Au téléphone, sa voix et sa bonne humeur laissent transpirer une femme heureuse. Et pour cause. Lors du Championnat de France de semi-marathon à Auray-Vannes (Morbihan) le dimanche 14 septembre et pour sa découverte de la distance, Alessia Zarbo s’est imposée avec le record de l’épreuve et la meilleure performance Française de l’année en 1h09’53. Sur un parcours vallonné, elle est passée au dixième kilomètre en 33’05, avant de distancer Mélody Julien et Margaux Sieracki, pourtant plus habituées à cet effort. Une première réussie ? « Pas tellement, je n’ai eu aucune sensations du début à la fin », sourit la principale intéressée. « Franchement, j’ai beaucoup subi. Au 15ème kilomètre, j’étais déjà presque K.O. Mais avec l’ambiance et le public, ça m’a porté et j’ai fini par prendre un peu de plaisir. » Sûrement le plus important pour cette athlète de 24 ans qui est avant tout à la recherche perpétuelle de ce sentiment de satisfaction.

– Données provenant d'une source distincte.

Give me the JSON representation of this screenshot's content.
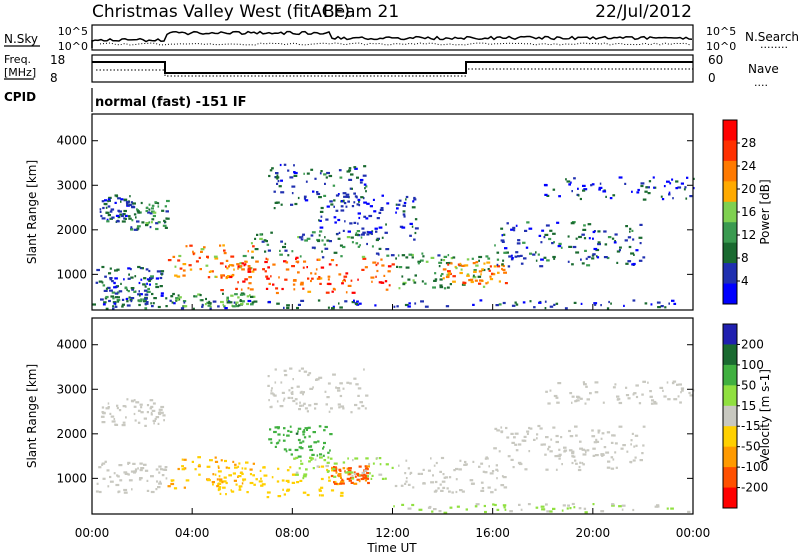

« Je suis nulle dans tous les autres sports »
Après des débuts de triathlète grâce à « son modèle », sa grande cousine, la licenciée du Racing Multi Athlon découvre vraiment la course à pied lors des cross avec le collège. Grâce à sa double nationalité Italienne, Alessia progresse rapidement. « Ma première course ? Un enfer ! Je gagne un cross départemental UNSS. Sauf que le cross, c’est la guerre, toutes mes concurrentes étaient plus grandes que moi, j’avais peur. On devait être 400 au départ ! » Pourtant, avec son 1,57m, elle s’impose à bout de souffle. « Franchement, j’étais cuite. Ma grand-mère était là, je suis restée longtemps allongée, j’étais dans un état second. » Avec ses premières sélections en Équipe de France jeunes, notamment un 3000m (9’26.56) aux Jeux Olympiques de la Jeunesse à Buenos Aires (Argentine) en 2018, Alessia découvre le haut-niveau. « Le running m’a beaucoup aidée pour me construire. Le judo, le tennis, le golf, le volley, le ping-pong, le badminton, vous oubliez tout ça avec moi. Je ne sais rien faire d’autre comme sports et j’aime rien d’autre. » À part peut-être les chiffres ?
« J'adore faire des calculs avec les chiffres en course »
Pour découvrir une autre culture, un autre pays et continuer le sport de haut-niveau, Alessia part aux États-Unis, à l’Université de l’Oregon de 2019 à 2023. Un lieu chargé d’histoire dans l’athlétisme mondial, en tant que chef lieu de la marque Nike. « On était plutôt une petite équipe. Il y avait un côté humain qui me plaisait beaucoup. Ma coach de l’époque, c’est comme une tante aujourd’hui. Ça m’a aidé à me construire en tant que personne avec beaucoup de rencontres inoubliables. » Au sein des Ducks, surnom des étudiants de l’université de l’Oregon, dont la mascotte est un canard, Alessia réussit sa licence de business, spécialité finance et comptabilité. « Les chiffres, j’adore ça. Faire des calculs en course avec les chronos, les vitesses, ça ne me dérange pas, car j’aime les chiffres. Au début, je voulais devenir entrepreneur, mais des horaires de bureau, en intérieur ne me conviendraient pas. J’ai besoin de vivre dehors ! », explique celle qui réside actuellement chez ses parents, à Antibes (Alpes-Maritimes). Pourtant, cette réussite scolaire américaine n’a pas forcément été suivie d’une réussite sportive. « C’était plus compliqué », rajoute Alessia. « Si c’était à refaire, je le referais différemment. Ce que j’aime, ce sont les sports d’endurance, ceux où je me bats contre moi-même et où je peux me faire mal. » Au sens figuré… comme au sens propre ?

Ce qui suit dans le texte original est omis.